Между тем Алла росла застенчивой лет эдак до семи. Потом она пошла в школу, и характер у неё стал куда жёстче и целеустремлённее. По её же словам, отец воспитывал её как мальчишку. Да это и понятно: в те тяжёлые годы было не до сантиментов и гораздо легче было тем детям, кто умел за себя постоять в дворовых баталиях. Вот Борис Михайлович дочь и учил: спуску никому не давай, чуть что — бей первой. Она и била: когда первой, когда — второй, но спуску никому не давала. Как говорится, «в тыкву могла закатать» любому. Ей даже кличку во дворе дали соответствующую — Фельдфебель. Когда кто-то из ребят позволил себе грубую шутку насчёт отца Аллы (посмеялся над его искусственным глазом), так Пугачёва подошла к шутнику и со словами «Сейчас ты узнаешь, как жить без глаза» врезала ему кулаком по лицу. И больше подобных шуток никто из дворовой ребятни уже не отпускал. Был у них в округе жиган Джага, так даже с ним Алла умудрялась быть на равных. Из дворовых мальчишек она больше всего дружила с тремя: Гариком, Витьком и Санычем.
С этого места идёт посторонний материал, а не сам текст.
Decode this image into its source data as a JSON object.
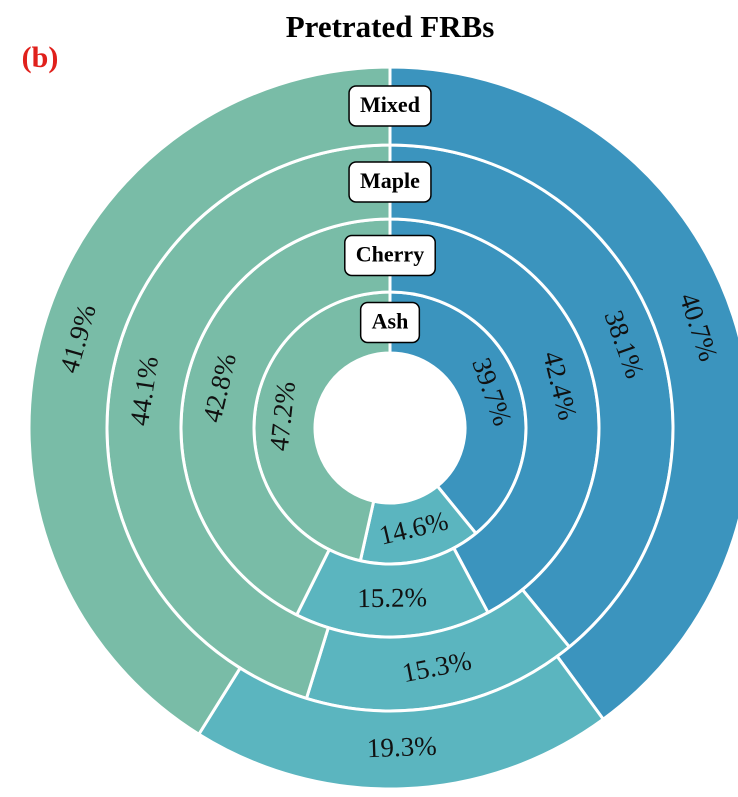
{
  "chart_data": {
    "type": "nested-donut",
    "title": "Pretrated FRBs",
    "panel_label": "(b)",
    "colors": [
      "#3b94be",
      "#5bb5bf",
      "#79bca7"
    ],
    "rings": [
      {
        "name": "Ash",
        "values": [
          39.7,
          14.6,
          47.2
        ],
        "value_labels": [
          "39.7%",
          "14.6%",
          "47.2%"
        ]
      },
      {
        "name": "Cherry",
        "values": [
          42.4,
          15.2,
          42.8
        ],
        "value_labels": [
          "42.4%",
          "15.2%",
          "42.8%"
        ]
      },
      {
        "name": "Maple",
        "values": [
          38.1,
          15.3,
          44.1
        ],
        "value_labels": [
          "38.1%",
          "15.3%",
          "44.1%"
        ]
      },
      {
        "name": "Mixed",
        "values": [
          40.7,
          19.3,
          41.9
        ],
        "value_labels": [
          "40.7%",
          "19.3%",
          "41.9%"
        ]
      }
    ]
  }
}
А в школе (N496, что в Лавровом переулке) у Пугачёвой было другое прозвище — Шая. У них в классе учились четверо рыжих, и один из них был похож на неё. Его обзывали Шая. Его все кому ни лень обижали, и только Алла защищала. Поэтому сначала её прозвали «Шаева защитница», а потом сократили до Шаи.

Училась Пугачёва на «отлично». Единственную четвёрку с минусом она получила в шестом классе за контурную карту. Так это её так задело, что она просидела за этой картой целую ночь и уже на следующий день заработала пятёрку с плюсом. Правда, в 8-м классе её успеваемость снизилась — приближались экзамены в главной школе, музыкальной.

Вспоминает А. Пугачёва: «Я, конечно, не знала, что буду артисткой. И, наверное, из-за того, что я даже об этом и не мечтала, — как-то воображала себя ею. Внешность была — да, уникальная… Рыжая, очки круглые, коса-селёдка… Ужас, ужас. И все равно казалось… И это мне давало возможность быть лидером в классе. В кого-то могли влюбиться, они были красивее, все это знали. Были усидчивее. Но я была лидером. Была круглой отличницей. Мне сидеть за партой было не так интересно, как отвечать урок. Это был для меня зрительный зал. И если я не знала чего-то — это было для меня просто ужасно. Как забыть слова на сцене. И все равно, если бы я даже поскользнулась и упала перед всем классом, я сказала бы „Ап!“. Потому что мне нельзя было иначе. Все знали, что я могу выкрутиться из любого положения. Я всегда все знала. И только иногда я специально не выучивала урок. Нельзя же всегда положительным героем выходить: я чувствовала, что это может наскучить классу…».

О том, какой Пугачёва была в музыкальной школе N31, вспоминает её одноклассница Л. Титова: «В 13 лет Алла была худенькая, замкнутая, но достаточно яркая внешне, симпатичная: с медно-рыжей блестящей косой, не красилась, носила очки. Мы часто выступали нашим ансамблем, играли увертюру из „Детей капитана Гранта“. Алла была очень способная и могла бы стать хорошей пианисткой, но она не любила часами просиживать за инструментом — не хватало терпения. Потому, наверное, увлеклась эстрадой. К классу седьмому в ней пропала замкнутость, она прямо-таки переменилась, стала шумная, артистичная, у неё появился шарм. Уже тогда она сочиняла песни, постоянно пела, хотя голосок был слабенький…»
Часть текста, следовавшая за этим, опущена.